Beijing authorities on Friday ordered Baidu to beef up its advertising business and marketing oversight in the wake of the gambling promotion scandal last month.

But as to what penalties await the top honcho of Baidu, the Chinese government’s cyberspace watchdog merely gave them a list of “to-do” things.

The South China Morning Post reported that Beijing municipal cyberspace watchdog accepted the company’s denial that it was cooperating with gambling operators and its defense that the link of illegal gambling websites had slipped through its net.

Authorities also gave Baidu a free hand to pursue criminal charges against the staff whom they think was responsible for the advertising boo-boo. News reports earlier reported that Baidu shrugged off complaints against a staff member of one marketing service agents, who was believed to have gambling links.
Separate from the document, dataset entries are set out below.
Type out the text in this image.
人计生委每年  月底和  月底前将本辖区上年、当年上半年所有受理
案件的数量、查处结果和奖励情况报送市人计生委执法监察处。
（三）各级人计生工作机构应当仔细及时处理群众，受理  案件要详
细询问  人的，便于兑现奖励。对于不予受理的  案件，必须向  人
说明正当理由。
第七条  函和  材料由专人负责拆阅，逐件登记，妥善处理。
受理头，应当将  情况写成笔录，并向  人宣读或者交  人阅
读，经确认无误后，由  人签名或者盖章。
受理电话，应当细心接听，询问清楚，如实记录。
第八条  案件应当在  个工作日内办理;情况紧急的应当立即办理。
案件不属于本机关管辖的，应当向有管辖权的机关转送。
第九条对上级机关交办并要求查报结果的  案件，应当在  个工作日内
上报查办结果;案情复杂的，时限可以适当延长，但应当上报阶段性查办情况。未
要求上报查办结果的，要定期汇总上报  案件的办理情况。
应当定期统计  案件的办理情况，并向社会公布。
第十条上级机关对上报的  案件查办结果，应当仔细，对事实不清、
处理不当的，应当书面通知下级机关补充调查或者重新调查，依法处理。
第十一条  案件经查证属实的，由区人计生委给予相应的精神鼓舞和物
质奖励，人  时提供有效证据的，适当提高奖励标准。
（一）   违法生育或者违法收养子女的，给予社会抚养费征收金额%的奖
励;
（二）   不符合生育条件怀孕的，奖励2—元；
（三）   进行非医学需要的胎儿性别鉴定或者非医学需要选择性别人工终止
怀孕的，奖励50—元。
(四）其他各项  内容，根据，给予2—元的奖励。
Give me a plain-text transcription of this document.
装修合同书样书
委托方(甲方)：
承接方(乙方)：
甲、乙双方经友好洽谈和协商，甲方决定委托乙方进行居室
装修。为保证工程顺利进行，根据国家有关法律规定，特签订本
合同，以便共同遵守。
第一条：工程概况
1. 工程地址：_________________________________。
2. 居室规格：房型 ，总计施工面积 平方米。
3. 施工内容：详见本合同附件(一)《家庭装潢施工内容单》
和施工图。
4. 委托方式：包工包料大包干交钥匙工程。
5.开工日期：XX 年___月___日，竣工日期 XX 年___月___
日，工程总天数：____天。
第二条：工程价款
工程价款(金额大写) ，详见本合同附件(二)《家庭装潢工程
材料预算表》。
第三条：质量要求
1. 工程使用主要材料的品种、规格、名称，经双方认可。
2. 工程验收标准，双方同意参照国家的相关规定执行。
While it blamed the company for making illegal gambling websites accessible to the residents of mainland China, Beijing authorities merely ordered the search engine giant to improve its assessment of its advertising business and marketing service agents to prevent a repeat of the incident.

They found that Baidu’s poor management of its marketing partners, poor monitoring of advertisements and a lack of security control made it possible for illegal gambling websites to become accessible in China.

It also ordered the company to stop partnering with problematic marketing agents, and to improve assessments of its advertising services.

The company was also required to be more responsive to public complaints and to give timely feedback.

In July, Beijing News ran an investigative report detailing how online betting operators were hijacking corporate ad links on Baidu. Users who clicked on these links were sent to unauthorized gambling sites rather than to the companies the ads claimed to be promoting.

After the scandal broke out, the Beijing branch of the Cyberspace Administration conducted its probe on the scandal and ordered the removal of the links to the gambling website.

This is not the first time that Baidu got entangled in a scandal.

Just recently, the administration probe Baidu for the death of a 21-year-old cancer patient who “lost critical time to find a cure by opting for an experimental treatment at a hospital that paid to be high on Baidu’s listings.”